Invest With the Bears

Active Alts (SQZZ) is the latest bearish sentiment tracker to join the ETF world. The fund shorts companies with strong fundamentals that are expected to trade down in a bear market. These are the same folks behind AdvisorShares Ranger Equity Bear ETF (HDGE), which is shorting retailers among other cyclical stocks. The fund  can and does park 100% of its funds in cash during bull markets, so there is no downside in bull markets, but no upside either. Cleverly, the short squeeze fund has added a monthly income stream by lending out hard-to-borrow securities. Invest with caution; this bearish ETF could be a clever crowd beater but has never been tested in a real world bear market.

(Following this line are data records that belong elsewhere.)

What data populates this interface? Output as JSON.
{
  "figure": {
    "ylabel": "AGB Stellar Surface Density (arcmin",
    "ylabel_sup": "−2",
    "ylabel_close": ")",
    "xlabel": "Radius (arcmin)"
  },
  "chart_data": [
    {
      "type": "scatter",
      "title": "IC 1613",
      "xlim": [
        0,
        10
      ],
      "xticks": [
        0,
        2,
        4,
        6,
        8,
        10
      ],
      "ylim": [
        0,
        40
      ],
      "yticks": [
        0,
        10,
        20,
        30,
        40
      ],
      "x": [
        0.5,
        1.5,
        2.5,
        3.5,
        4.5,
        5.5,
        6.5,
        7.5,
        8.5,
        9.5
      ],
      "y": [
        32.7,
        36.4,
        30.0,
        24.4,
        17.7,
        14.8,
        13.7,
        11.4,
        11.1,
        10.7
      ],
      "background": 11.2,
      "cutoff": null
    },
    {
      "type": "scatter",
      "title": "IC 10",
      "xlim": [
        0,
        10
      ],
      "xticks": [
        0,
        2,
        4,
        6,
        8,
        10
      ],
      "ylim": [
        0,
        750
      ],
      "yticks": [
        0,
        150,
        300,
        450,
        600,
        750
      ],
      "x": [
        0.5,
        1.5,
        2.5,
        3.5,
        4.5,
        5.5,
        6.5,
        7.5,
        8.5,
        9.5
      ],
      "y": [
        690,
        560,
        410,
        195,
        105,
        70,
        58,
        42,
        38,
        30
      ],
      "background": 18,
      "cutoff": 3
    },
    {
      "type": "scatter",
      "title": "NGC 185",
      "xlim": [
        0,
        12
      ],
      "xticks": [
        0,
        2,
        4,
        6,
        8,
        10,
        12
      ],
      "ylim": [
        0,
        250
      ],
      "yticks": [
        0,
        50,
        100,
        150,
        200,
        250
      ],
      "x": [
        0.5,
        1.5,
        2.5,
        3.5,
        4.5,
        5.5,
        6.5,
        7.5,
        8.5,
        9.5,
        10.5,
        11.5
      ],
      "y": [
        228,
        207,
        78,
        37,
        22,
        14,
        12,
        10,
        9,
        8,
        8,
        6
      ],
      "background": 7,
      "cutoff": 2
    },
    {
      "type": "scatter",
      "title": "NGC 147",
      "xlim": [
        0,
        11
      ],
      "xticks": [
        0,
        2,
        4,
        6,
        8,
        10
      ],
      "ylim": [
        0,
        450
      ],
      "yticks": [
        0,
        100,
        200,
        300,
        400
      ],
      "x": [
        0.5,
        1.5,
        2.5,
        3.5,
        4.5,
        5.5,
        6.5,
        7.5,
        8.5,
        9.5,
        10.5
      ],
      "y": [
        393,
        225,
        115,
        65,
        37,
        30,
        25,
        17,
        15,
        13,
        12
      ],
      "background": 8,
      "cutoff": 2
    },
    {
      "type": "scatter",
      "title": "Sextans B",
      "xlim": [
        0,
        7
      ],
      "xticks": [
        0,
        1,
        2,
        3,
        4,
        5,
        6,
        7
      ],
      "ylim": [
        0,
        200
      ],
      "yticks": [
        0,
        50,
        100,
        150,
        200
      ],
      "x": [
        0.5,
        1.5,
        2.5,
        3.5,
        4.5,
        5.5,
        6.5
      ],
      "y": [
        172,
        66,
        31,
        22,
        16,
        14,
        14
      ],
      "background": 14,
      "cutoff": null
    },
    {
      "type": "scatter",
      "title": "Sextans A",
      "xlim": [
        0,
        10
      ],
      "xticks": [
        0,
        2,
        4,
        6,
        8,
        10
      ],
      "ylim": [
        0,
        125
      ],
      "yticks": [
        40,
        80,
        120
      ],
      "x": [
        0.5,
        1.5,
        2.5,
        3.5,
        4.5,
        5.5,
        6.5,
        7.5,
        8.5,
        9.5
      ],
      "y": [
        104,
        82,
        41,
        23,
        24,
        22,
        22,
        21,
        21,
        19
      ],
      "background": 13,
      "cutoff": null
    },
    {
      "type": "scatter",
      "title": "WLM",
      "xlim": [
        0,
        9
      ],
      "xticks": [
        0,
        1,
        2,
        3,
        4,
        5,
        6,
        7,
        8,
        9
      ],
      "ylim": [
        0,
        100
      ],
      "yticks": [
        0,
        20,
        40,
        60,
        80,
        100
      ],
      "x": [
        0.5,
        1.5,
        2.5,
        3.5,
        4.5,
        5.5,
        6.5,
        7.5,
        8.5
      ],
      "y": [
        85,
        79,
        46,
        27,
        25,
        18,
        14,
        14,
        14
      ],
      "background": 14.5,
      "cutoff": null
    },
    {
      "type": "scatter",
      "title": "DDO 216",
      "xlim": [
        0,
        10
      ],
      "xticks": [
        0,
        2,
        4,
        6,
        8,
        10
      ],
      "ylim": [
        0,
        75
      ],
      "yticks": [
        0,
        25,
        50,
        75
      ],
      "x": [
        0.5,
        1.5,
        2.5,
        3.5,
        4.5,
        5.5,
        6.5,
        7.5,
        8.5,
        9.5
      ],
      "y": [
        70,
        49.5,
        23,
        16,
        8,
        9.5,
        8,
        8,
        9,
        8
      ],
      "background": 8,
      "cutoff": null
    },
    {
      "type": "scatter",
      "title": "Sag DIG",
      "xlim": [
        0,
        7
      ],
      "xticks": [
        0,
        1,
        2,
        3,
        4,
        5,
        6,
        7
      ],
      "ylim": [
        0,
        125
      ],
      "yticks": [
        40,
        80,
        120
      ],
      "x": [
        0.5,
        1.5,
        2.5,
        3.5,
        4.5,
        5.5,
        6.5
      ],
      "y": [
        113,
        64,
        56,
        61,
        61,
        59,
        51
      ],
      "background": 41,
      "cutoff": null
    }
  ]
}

Explore Alternative Asset Classes

New asset classes can improve diversification – a proven way to protect a portfolio.  Seeking higher returns, more millennials are investing a slice of their portfolio in hedge funds and real estate. Here is a safer alternative —invest in alternative lending through robo-advisors. LendingRobot can package together thousands of peer-to-peer loans by credit rating. Investors continue to benefit from the discipline of automated portfolio management. Like a traditional robo, this robo will assess your risk profile, assemble the right loan portfolio for you, and periodically rebalance (buy and sell your notes in the secondary market) to stay within your risk parameters.

Millennials are opportunists. They happily abandon traditional financial services for lower costs and potentially higher returns in P2P lending, crowdfunding and other disruptive financial services.

The stock market, on the other hand, can treat disloyal investors harshly. Remaining faithful and not selling out in bear markets is the magic formula of the passive investment funds that outperform active funds over the long term. The fidelity of millennials while their investments are losing value has not yet been tested in a bear market.  The buy-and-hold strategy of your passive robo-advisor is still among the safest bear market offenses.